C’est la première conséquence d‘un manque de sommeil : besoin d’un coup de boost passager si les troubles sont récents ou d’un traitement de fond si vous avez commencé à puiser dans vos réserves pour tenir déjà depuis quelques semaines. Important car le corps réagira plus mal à un stress s’il n’est pas « équipé » en vitamines (du groupe B, C, D…) et minéraux (Magnésium, Zinc, Sélénium…) nécessaires à son bon fonctionnement. Or nous sommes tous carencés, un apport exogène est donc indispensable, été comme hiver.

  1. Troubles de l’humeur

Quand on dort mal, on est fatigué, et parfois agressifs car on tient « sur le nerfs ». Conséquences sur les relations aux autres qui peuvent se dégrader avec le temps et avoir pour conséquence…des problèmes de sommeil. La spirale se met en place, pouvant aller jusqu’à la dépression, l’insomnie étant un des signes précurseurs et facteurs favorisant (1) …traiter le sujet en amont avec des techniques de gestion du stress (yoga, méditation, sport) et des compléments alimentaires d’origine naturelle. Consultez également un professionnel spécialisé ou un médecin généraliste.

  1. Problèmes digestifs (diarrhée, constipation), intestins irritables

Cela commence par des problèmes de constipation ou diarrhées en cas de stress passager, puis si les problèmes persistent, une dysbiose s’installe (certains bactéries qui participent à l’équilibre intestinale disparaissent). Si elle n’est pas traitée, elle aura pour conséquence le syndrôme de l’intestin irritable. Dans ce cas, nous préconisons la prise de probiotiques sur une période de plusieurs semaines afin de rééquilibrer en profondeur votre flore.

  1. Surpoids

Le lien entre stress et surpoids a bien été établi (2, 3). Une étude a montré que stress et fatigue induisait une surconsommation de 385 calories par jour sans dépense énergétique supplémentaire, avec + de gras et – de protéines, malheureusement l’inverse de ce qu’il faudrait faire. Ces problèmes de surpoids peuvent être à l’origine de la survenue d’un diabète (parune baisse de résistance à l’insuline) ou pathologie cardio-vasculaire (hypertension, athérosclérose par une augmentation de l’inflammation).
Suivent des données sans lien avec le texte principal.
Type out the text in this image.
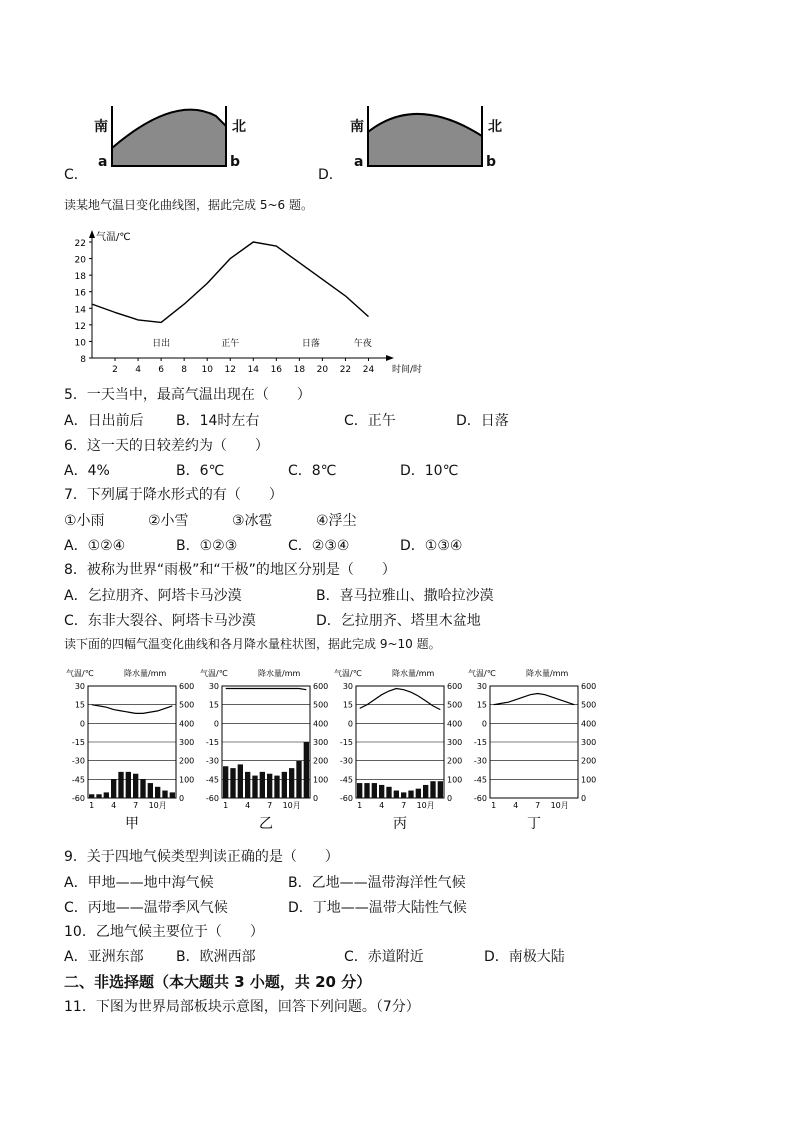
南	北
a	b
C．
南	北
a	b
D．
读某地气温日变化曲线图，据此完成 5~6 题。
8
10
12
14
16
18
20
22
2 4 6 8 10 12 14 16 18 20 22 24
气温/℃
时间/时
日出	正午	日落	午夜
5．一天当中，最高气温出现在（　　）
A．日出前后 B．14时左右	C．正午	D．日落
6．这一天的日较差约为（　　）
A．4%	B．6℃	C．8℃	D．10℃
7．下列属于降水形式的有（　　）
①小雨	②小雪	③冰雹	④浮尘
A．①②④	B．①②③	C．②③④	D．①③④
8．被称为世界“雨极”和“干极”的地区分别是（　　）
A．乞拉朋齐、阿塔卡马沙漠	B．喜马拉雅山、撒哈拉沙漠
C．东非大裂谷、阿塔卡马沙漠	D．乞拉朋齐、塔里木盆地
读下面的四幅气温变化曲线和各月降水量柱状图，据此完成 9~10 题。
气温/℃	降水量/mm
30	600
15	500
0	400
-15	300
-30	200
-45	100
-60	0
1 4 7 10月
甲
气温/℃	降水量/mm
30	600
15	500
0	400
-15	300
-30	200
-45	100
-60	0
1 4 7 10月
乙
气温/℃	降水量/mm
30	600
15	500
0	400
-15	300
-30	200
-45	100
-60	0
1 4 7 10月
丙
气温/℃	降水量/mm
30	600
15	500
0	400
-15	300
-30	200
-45	100
-60	0
1 4 7 10月
丁
9．关于四地气候类型判读正确的是（　　）
A．甲地——地中海气候	B．乙地——温带海洋性气候
C．丙地——温带季风气候	D．丁地——温带大陆性气候
10．乙地气候主要位于（　　）
A．亚洲东部 B．欧洲西部	C．赤道附近	D．南极大陆
二、非选择题（本大题共 3 小题，共 20 分）
11．下图为世界局部板块示意图，回答下列问题。（7分）
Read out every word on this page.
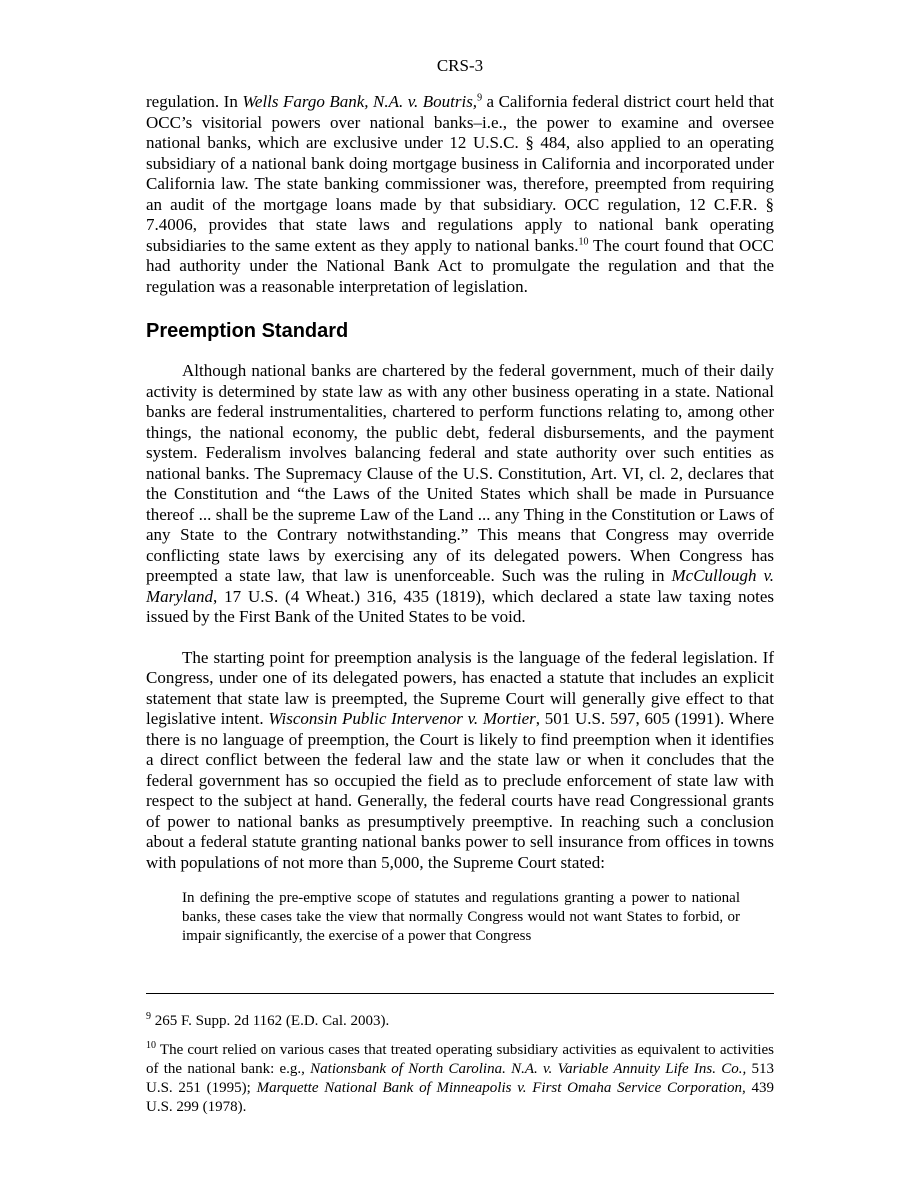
CRS-3

regulation. In Wells Fargo Bank, N.A. v. Boutris,$^9$ a California federal district court held that OCC’s visitorial powers over national banks–i.e., the power to examine and oversee national banks, which are exclusive under 12 U.S.C. § 484, also applied to an operating subsidiary of a national bank doing mortgage business in California and incorporated under California law. The state banking commissioner was, therefore, preempted from requiring an audit of the mortgage loans made by that subsidiary. OCC regulation, 12 C.F.R. § 7.4006, provides that state laws and regulations apply to national bank operating subsidiaries to the same extent as they apply to national banks.$^{10}$ The court found that OCC had authority under the National Bank Act to promulgate the regulation and that the regulation was a reasonable interpretation of legislation.

Preemption Standard

Although national banks are chartered by the federal government, much of their daily activity is determined by state law as with any other business operating in a state. National banks are federal instrumentalities, chartered to perform functions relating to, among other things, the national economy, the public debt, federal disbursements, and the payment system. Federalism involves balancing federal and state authority over such entities as national banks. The Supremacy Clause of the U.S. Constitution, Art. VI, cl. 2, declares that the Constitution and “the Laws of the United States which shall be made in Pursuance thereof ... shall be the supreme Law of the Land ... any Thing in the Constitution or Laws of any State to the Contrary notwithstanding.” This means that Congress may override conflicting state laws by exercising any of its delegated powers. When Congress has preempted a state law, that law is unenforceable. Such was the ruling in McCullough v. Maryland, 17 U.S. (4 Wheat.) 316, 435 (1819), which declared a state law taxing notes issued by the First Bank of the United States to be void.

The starting point for preemption analysis is the language of the federal legislation. If Congress, under one of its delegated powers, has enacted a statute that includes an explicit statement that state law is preempted, the Supreme Court will generally give effect to that legislative intent. Wisconsin Public Intervenor v. Mortier, 501 U.S. 597, 605 (1991). Where there is no language of preemption, the Court is likely to find preemption when it identifies a direct conflict between the federal law and the state law or when it concludes that the federal government has so occupied the field as to preclude enforcement of state law with respect to the subject at hand. Generally, the federal courts have read Congressional grants of power to national banks as presumptively preemptive. In reaching such a conclusion about a federal statute granting national banks power to sell insurance from offices in towns with populations of not more than 5,000, the Supreme Court stated:

In defining the pre-emptive scope of statutes and regulations granting a power to national banks, these cases take the view that normally Congress would not want States to forbid, or impair significantly, the exercise of a power that Congress

$^9$ 265 F. Supp. 2d 1162 (E.D. Cal. 2003).

$^{10}$ The court relied on various cases that treated operating subsidiary activities as equivalent to activities of the national bank: e.g., Nationsbank of North Carolina. N.A. v. Variable Annuity Life Ins. Co., 513 U.S. 251 (1995); Marquette National Bank of Minneapolis v. First Omaha Service Corporation, 439 U.S. 299 (1978).
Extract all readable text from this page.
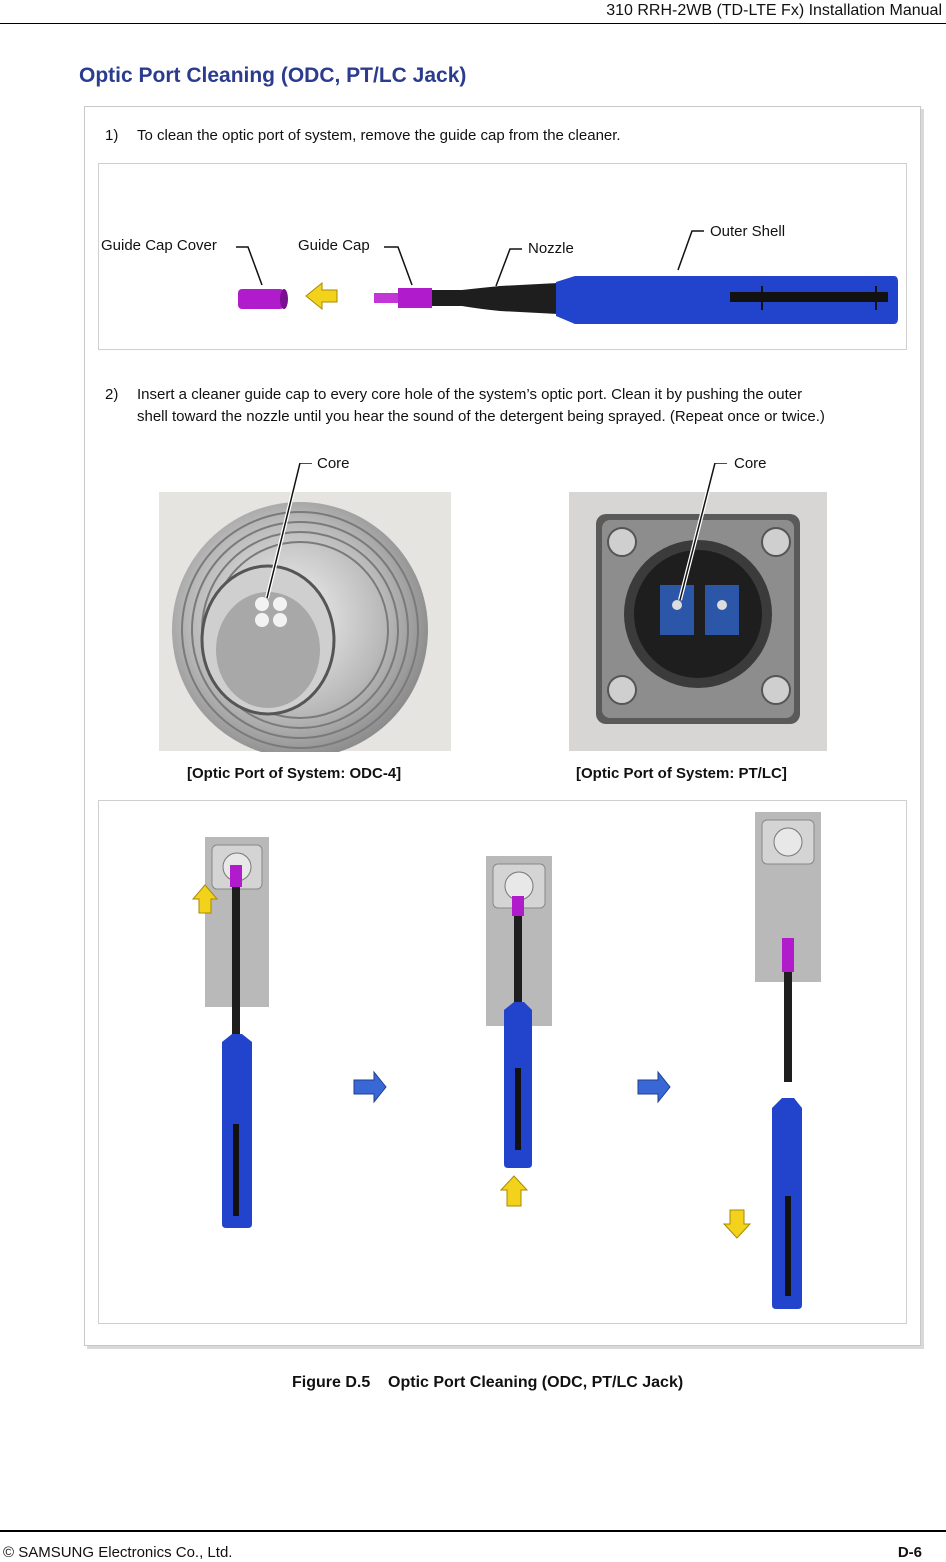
310 RRH-2WB (TD-LTE Fx) Installation Manual
Optic Port Cleaning (ODC, PT/LC Jack)
1) To clean the optic port of system, remove the guide cap from the cleaner.
Guide Cap Cover	Guide Cap	Nozzle
Outer Shell
2) Insert a cleaner guide cap to every core hole of the system’s optic port. Clean it by pushing the outer
shell toward the nozzle until you hear the sound of the detergent being sprayed. (Repeat once or twice.)
Core	Core
[Optic Port of System: ODC-4]	[Optic Port of System: PT/LC]
Figure D.5    Optic Port Cleaning (ODC, PT/LC Jack)
© SAMSUNG Electronics Co., Ltd.	D-6
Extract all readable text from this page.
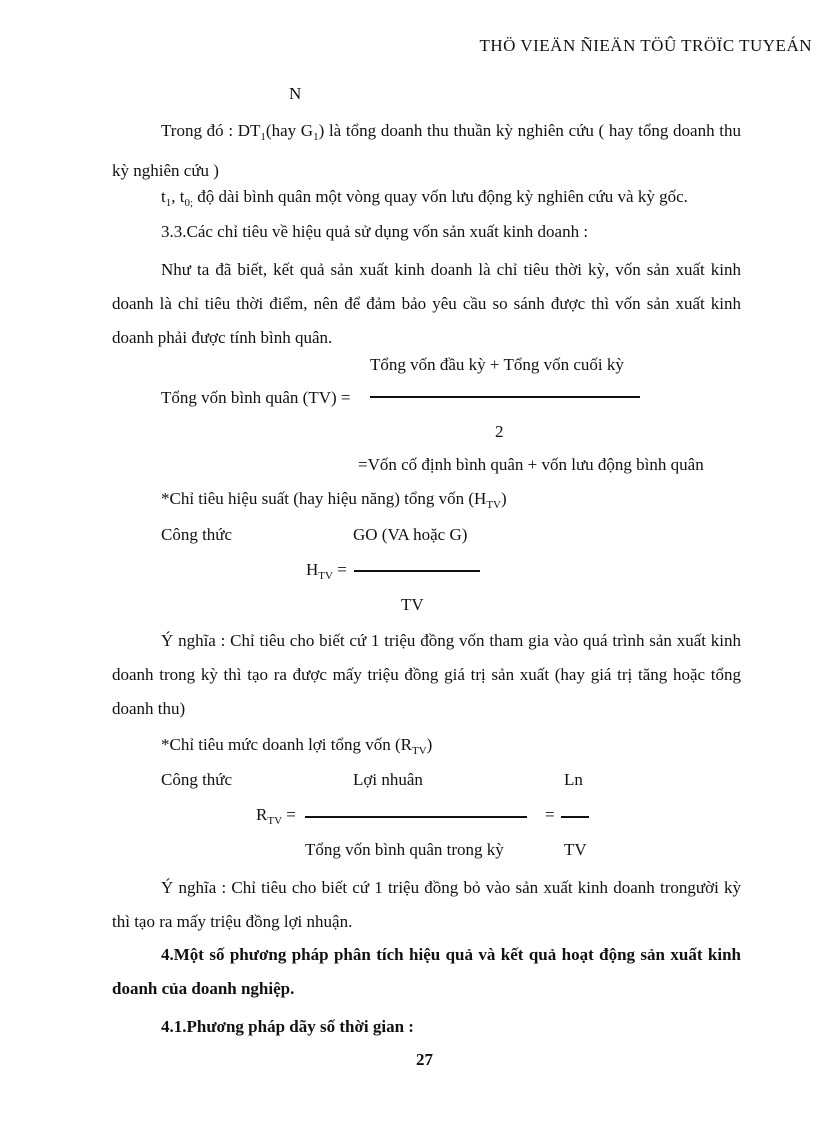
THÖ VIEÄN ÑIEÄN TÖÛ TRÖÏC TUYEÁN
N
Trong đó : $DT_1(hay$ $G_1$) là tổng doanh thu thuần kỳ nghiên cứu ( hay tổng doanh thu kỳ nghiên cứu )
$t_1$, $t_{0;}$ độ dài bình quân một vòng quay vốn lưu động kỳ nghiên cứu và kỳ gốc.
3.3.Các chỉ tiêu về hiệu quả sử dụng vốn sản xuất kinh doanh :
Như ta đã biết, kết quả sản xuất kinh doanh là chỉ tiêu thời kỳ, vốn sản xuất kinh doanh là chỉ tiêu thời điểm, nên để đảm bảo yêu cầu so sánh được thì vốn sản xuất kinh doanh phải được tính bình quân.
Tổng vốn đầu kỳ + Tổng vốn cuối kỳ
Tổng vốn bình quân (TV) =
2
=Vốn cố định bình quân + vốn lưu động bình quân
*Chỉ tiêu hiệu suất (hay hiệu năng) tổng vốn $(H_{TV})$
Công thức	GO (VA hoặc G)
$H_{TV}$ =
TV
Ý nghĩa : Chỉ tiêu cho biết cứ 1 triệu đồng vốn tham gia vào quá trình sản xuất kinh doanh trong kỳ thì tạo ra được mấy triệu đồng giá trị sản xuất (hay giá trị tăng hoặc tổng doanh thu)
*Chỉ tiêu mức doanh lợi tổng vốn $(R_{TV})$
Công thức	Lợi nhuân	Ln
$R_{TV}$ =	=
Tổng vốn bình quân trong kỳ	TV
Ý nghĩa : Chỉ tiêu cho biết cứ 1 triệu đồng bỏ vào sản xuất kinh doanh trongười kỳ thì tạo ra mấy triệu đồng lợi nhuận.
4.Một số phương pháp phân tích hiệu quả và kết quả hoạt động sản xuất kinh doanh của doanh nghiệp.
4.1.Phương pháp dãy số thời gian :
27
Pour gérer ces petits désagréments avant qu’ils ne prennent de l’ampleur, testez notre Solution Zencontrol qui a démontré son efficacité sur le grignotage. Consultez également un professionnel spécialisé.

  1. Baisse de l’Immunité

Le stress, la fatigue diminue notre résistance aux pathologies…voilà pourquoi quand on dort mal on tombe malade assez souvent sans réussir à traiter vraiment le problème de fond qui reste latent. Le vrai problème à traiter dans ce cas, c’est d’abord l’insomnie ! Il peut également s’agir d’un problème de colon irritable, dans ce cas, préférez un probiotique.

Dans les cas extrêmes, cela va jusqu’au burn out ou le cancer. Pour ne pas entrer dans cette spirale négative, attaquez le mal par la racine : soyez attentifs à votre sommeil et n’hésitez pas à avoir recours à des produits d’origine naturelle comme Sommeil Ultra pour maintenir votre horloge biologique.

 

(1) Sabrina T Wiebe, Jamie Cassoff, and Reut Gruber : Sleep patterns and the risk for unipolar depression: a review. Nat Sci Sleep. 2012; 4: 63–71.

(2) Chaput JP. : Is sleep deprivation a contributor to obesity in children? Eat Weight Disord. 2016 Mar;21(1):5-11. doi: 10.1007/s40519-015-0233-9.

(3) Gutiérrez-Repiso C, Soriguer F, Rubio-Martín E, Esteva de Antonio I, Ruiz de Adana MS, Almaraz MC, Olveira-Fuster G, Morcillo S, Valdés S, Lago-Sampedro AM, García-Fuentes E, Rojo-Martínez G. : Night-time sleep duration and the incidence of obesity and type 2 diabetes. Findings from the prospective Pizarra study. Sleep Med. 2014 Nov;15(11):1398-404. doi: 10.1016/j.sleep.2014.06.014.